The sight of Duncan at the shootaround was a welcome one for Aldridge, who thinks the future Hall of Famer will one day become a head coach. The mentorship from his childhood idol — Aldridge was spotted lofting shots over Duncan’s outstretched hand — are positive reminders that the organization needs him and inside mate Pau Gasol to show up in force Saturday.

The vital statistics point to Golden State outscoring San Antonio 194-133 since Leonard left in Game 1. If ever the Spurs needed to dominate post play, it’s now. Duncan doesn’t have a flux capacitor, so the future is right now. The Spurs need their current power forward to give the surging Warriors something to worry about as the series switches to the Alamo City.

Call this what it is, an elimination game of sorts. Even if Leonard is back and playing well, Aldridge can’t go out in meek fashion as Houston’s James Harden did against the Spurs in Game 6 of the conference semifinals. It’s time to empty the holster and shoot 25 to 30 times if that’s what it takes to get his team back in this series. Give me John Starks going out with a screaming 2-for-18 game over Harden’s disinterested 2-for-11 performance.

Aldridge has to erase the word “defer” from his basketball mentality. That was partly to blame for the Spurs not giving Golden State much of a fight last game. He watched the Game 1 film in which the Dubs smartly threw double teams at him from different angles and decided to make the smart play and pass to the open teammate in Game 2.

He fell prey to being too unselfish when his team needed him to take it to the rack against the likes of Javale McGee and Zaza Pachulia. He finished with three turnovers and has nine through the first two games.

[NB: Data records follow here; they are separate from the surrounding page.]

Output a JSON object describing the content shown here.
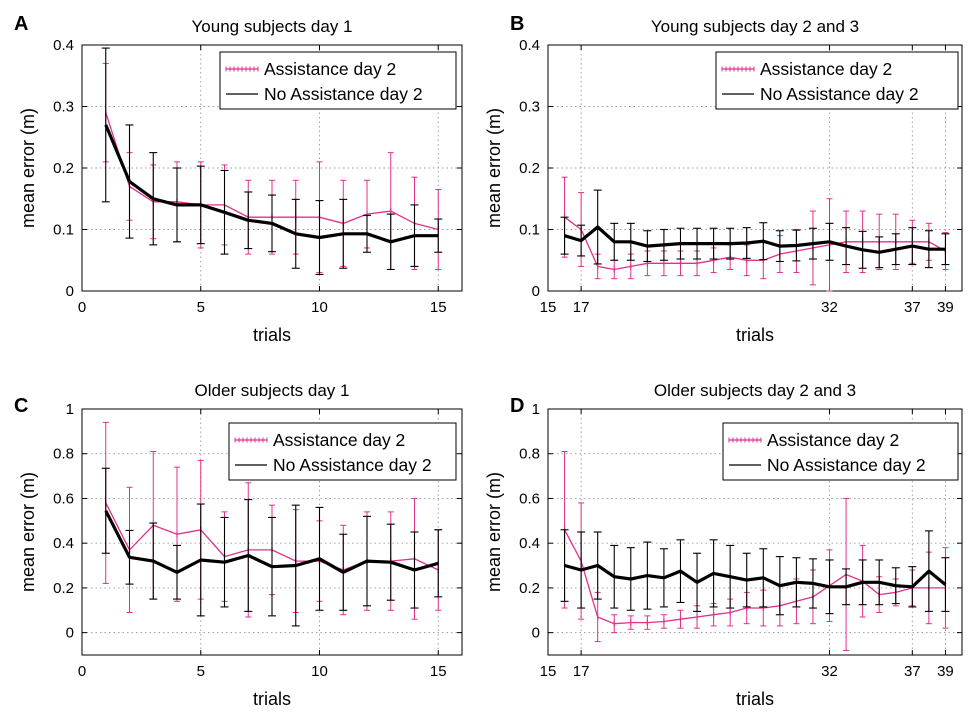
{
  "chart_data": [
    {
      "panel": "A",
      "type": "line",
      "title": "Young subjects day 1",
      "xlabel": "trials",
      "ylabel": "mean error (m)",
      "xlim": [
        0,
        16
      ],
      "ylim": [
        0,
        0.4
      ],
      "xticks": [
        0,
        5,
        10,
        15
      ],
      "yticks": [
        0,
        0.1,
        0.2,
        0.3,
        0.4
      ],
      "grid": true,
      "legend": "top-right",
      "series": [
        {
          "name": "Assistance day 2",
          "color": "#e0308a",
          "style": "dotted-with-markers",
          "x": [
            1,
            2,
            3,
            4,
            5,
            6,
            7,
            8,
            9,
            10,
            11,
            12,
            13,
            14,
            15
          ],
          "y": [
            0.29,
            0.17,
            0.145,
            0.145,
            0.14,
            0.14,
            0.12,
            0.12,
            0.12,
            0.12,
            0.11,
            0.125,
            0.13,
            0.11,
            0.1
          ],
          "err": [
            0.08,
            0.055,
            0.06,
            0.065,
            0.07,
            0.065,
            0.06,
            0.06,
            0.06,
            0.09,
            0.07,
            0.055,
            0.095,
            0.075,
            0.065
          ]
        },
        {
          "name": "No Assistance day 2",
          "color": "#000000",
          "style": "solid-thick",
          "x": [
            1,
            2,
            3,
            4,
            5,
            6,
            7,
            8,
            9,
            10,
            11,
            12,
            13,
            14,
            15
          ],
          "y": [
            0.27,
            0.178,
            0.15,
            0.14,
            0.14,
            0.128,
            0.115,
            0.11,
            0.093,
            0.087,
            0.093,
            0.093,
            0.08,
            0.09,
            0.09
          ],
          "err": [
            0.125,
            0.092,
            0.075,
            0.06,
            0.063,
            0.068,
            0.046,
            0.046,
            0.056,
            0.06,
            0.056,
            0.03,
            0.045,
            0.05,
            0.027
          ]
        }
      ]
    },
    {
      "panel": "B",
      "type": "line",
      "title": "Young subjects day 2 and 3",
      "xlabel": "trials",
      "ylabel": "mean error (m)",
      "xlim": [
        15,
        40
      ],
      "ylim": [
        0,
        0.4
      ],
      "xticks": [
        15,
        17,
        32,
        37,
        39
      ],
      "yticks": [
        0,
        0.1,
        0.2,
        0.3,
        0.4
      ],
      "grid": true,
      "legend": "top-right",
      "series": [
        {
          "name": "Assistance day 2",
          "color": "#e0308a",
          "style": "dotted-with-markers",
          "x": [
            16,
            17,
            18,
            19,
            20,
            21,
            22,
            23,
            24,
            25,
            26,
            27,
            28,
            29,
            30,
            31,
            32,
            33,
            34,
            35,
            36,
            37,
            38,
            39
          ],
          "y": [
            0.12,
            0.1,
            0.04,
            0.035,
            0.04,
            0.045,
            0.045,
            0.045,
            0.045,
            0.05,
            0.055,
            0.05,
            0.05,
            0.06,
            0.065,
            0.07,
            0.075,
            0.08,
            0.08,
            0.08,
            0.08,
            0.08,
            0.08,
            0.065
          ],
          "err": [
            0.065,
            0.06,
            0.02,
            0.015,
            0.02,
            0.02,
            0.02,
            0.02,
            0.02,
            0.02,
            0.02,
            0.025,
            0.03,
            0.03,
            0.035,
            0.06,
            0.075,
            0.05,
            0.05,
            0.045,
            0.045,
            0.035,
            0.03,
            0.03
          ]
        },
        {
          "name": "No Assistance day 2",
          "color": "#000000",
          "style": "solid-thick",
          "x": [
            16,
            17,
            18,
            19,
            20,
            21,
            22,
            23,
            24,
            25,
            26,
            27,
            28,
            29,
            30,
            31,
            32,
            33,
            34,
            35,
            36,
            37,
            38,
            39
          ],
          "y": [
            0.09,
            0.082,
            0.104,
            0.08,
            0.08,
            0.073,
            0.075,
            0.077,
            0.077,
            0.077,
            0.077,
            0.078,
            0.081,
            0.073,
            0.074,
            0.077,
            0.08,
            0.073,
            0.067,
            0.063,
            0.068,
            0.073,
            0.068,
            0.068
          ],
          "err": [
            0.03,
            0.025,
            0.06,
            0.03,
            0.03,
            0.025,
            0.025,
            0.025,
            0.025,
            0.025,
            0.025,
            0.025,
            0.03,
            0.025,
            0.025,
            0.025,
            0.03,
            0.03,
            0.03,
            0.025,
            0.025,
            0.03,
            0.03,
            0.025
          ]
        }
      ]
    },
    {
      "panel": "C",
      "type": "line",
      "title": "Older subjects day 1",
      "xlabel": "trials",
      "ylabel": "mean error (m)",
      "xlim": [
        0,
        16
      ],
      "ylim": [
        -0.1,
        1
      ],
      "xticks": [
        0,
        5,
        10,
        15
      ],
      "yticks": [
        0,
        0.2,
        0.4,
        0.6,
        0.8,
        1
      ],
      "grid": true,
      "legend": "top-right",
      "series": [
        {
          "name": "Assistance day 2",
          "color": "#e0308a",
          "style": "dotted-with-markers",
          "x": [
            1,
            2,
            3,
            4,
            5,
            6,
            7,
            8,
            9,
            10,
            11,
            12,
            13,
            14,
            15
          ],
          "y": [
            0.58,
            0.37,
            0.48,
            0.44,
            0.46,
            0.34,
            0.37,
            0.37,
            0.32,
            0.32,
            0.28,
            0.32,
            0.32,
            0.33,
            0.28
          ],
          "err": [
            0.36,
            0.28,
            0.33,
            0.3,
            0.31,
            0.2,
            0.3,
            0.2,
            0.23,
            0.18,
            0.2,
            0.22,
            0.22,
            0.27,
            0.18
          ]
        },
        {
          "name": "No Assistance day 2",
          "color": "#000000",
          "style": "solid-thick",
          "x": [
            1,
            2,
            3,
            4,
            5,
            6,
            7,
            8,
            9,
            10,
            11,
            12,
            13,
            14,
            15
          ],
          "y": [
            0.545,
            0.337,
            0.32,
            0.27,
            0.325,
            0.315,
            0.345,
            0.295,
            0.3,
            0.33,
            0.27,
            0.32,
            0.315,
            0.28,
            0.31
          ],
          "err": [
            0.19,
            0.12,
            0.17,
            0.12,
            0.25,
            0.2,
            0.25,
            0.22,
            0.27,
            0.23,
            0.17,
            0.2,
            0.17,
            0.17,
            0.15
          ]
        }
      ]
    },
    {
      "panel": "D",
      "type": "line",
      "title": "Older subjects day 2 and 3",
      "xlabel": "trials",
      "ylabel": "mean error (m)",
      "xlim": [
        15,
        40
      ],
      "ylim": [
        -0.1,
        1
      ],
      "xticks": [
        15,
        17,
        32,
        37,
        39
      ],
      "yticks": [
        0,
        0.2,
        0.4,
        0.6,
        0.8,
        1
      ],
      "grid": true,
      "legend": "top-right",
      "series": [
        {
          "name": "Assistance day 2",
          "color": "#e0308a",
          "style": "dotted-with-markers",
          "x": [
            16,
            17,
            18,
            19,
            20,
            21,
            22,
            23,
            24,
            25,
            26,
            27,
            28,
            29,
            30,
            31,
            32,
            33,
            34,
            35,
            36,
            37,
            38,
            39
          ],
          "y": [
            0.46,
            0.32,
            0.07,
            0.04,
            0.045,
            0.045,
            0.05,
            0.06,
            0.07,
            0.08,
            0.09,
            0.11,
            0.11,
            0.12,
            0.14,
            0.16,
            0.21,
            0.26,
            0.23,
            0.17,
            0.18,
            0.2,
            0.2,
            0.2
          ],
          "err": [
            0.35,
            0.26,
            0.11,
            0.04,
            0.03,
            0.03,
            0.03,
            0.04,
            0.05,
            0.05,
            0.06,
            0.07,
            0.08,
            0.09,
            0.1,
            0.12,
            0.16,
            0.34,
            0.16,
            0.08,
            0.06,
            0.08,
            0.16,
            0.18
          ]
        },
        {
          "name": "No Assistance day 2",
          "color": "#000000",
          "style": "solid-thick",
          "x": [
            16,
            17,
            18,
            19,
            20,
            21,
            22,
            23,
            24,
            25,
            26,
            27,
            28,
            29,
            30,
            31,
            32,
            33,
            34,
            35,
            36,
            37,
            38,
            39
          ],
          "y": [
            0.3,
            0.28,
            0.3,
            0.25,
            0.24,
            0.255,
            0.245,
            0.275,
            0.225,
            0.265,
            0.25,
            0.235,
            0.245,
            0.21,
            0.225,
            0.22,
            0.205,
            0.205,
            0.225,
            0.225,
            0.21,
            0.205,
            0.275,
            0.215
          ],
          "err": [
            0.16,
            0.17,
            0.15,
            0.14,
            0.14,
            0.15,
            0.13,
            0.14,
            0.13,
            0.15,
            0.14,
            0.12,
            0.13,
            0.13,
            0.11,
            0.11,
            0.12,
            0.08,
            0.1,
            0.1,
            0.08,
            0.09,
            0.18,
            0.12
          ]
        }
      ]
    }
  ]
}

The only real notice Aldridge got from Game 2 was when he appeared to take an extra step closing out on Kevin Durant’s second-quarter 3-pointer. Replays appeared to show him stepping under Durant’s foot, which led some to believe it was retaliation for Pachulia’s sideline closeout on Leonard in Game 1. Durant didn’t think the play was intentional.

Aldridge isn’t a dirty player, but Pop could use “some nasty” from him Saturday. It’s part of his progression as the franchise’s new interior option. Aldridge understood the unenviable task of following a legend when he signed last season.

Duncan is the greatest player in franchise history, but he couldn’t last forever. While he remains loyal to the franchise that allowed him to do his thing in low-key fashion in a smaller NBA market, the Spurs thought Aldridge, who had put up all-star numbers in a similar-size market, would continue to dominate with the move back to his home state.

Aldridge hasn’t been the overwhelming success the Spurs hoped he’d be, but his numbers have been solid. That said, there’s nothing wrong with averaging 17.6 points and 7.9 rebounds as second banana to Leonard, and if you check out his last six playoff games before Game 2, Aldridge averaged 22.8 points and 8.8 rebounds, which are great numbers for a second option in this league.

The Spurs need some first-option numbers in Game 3.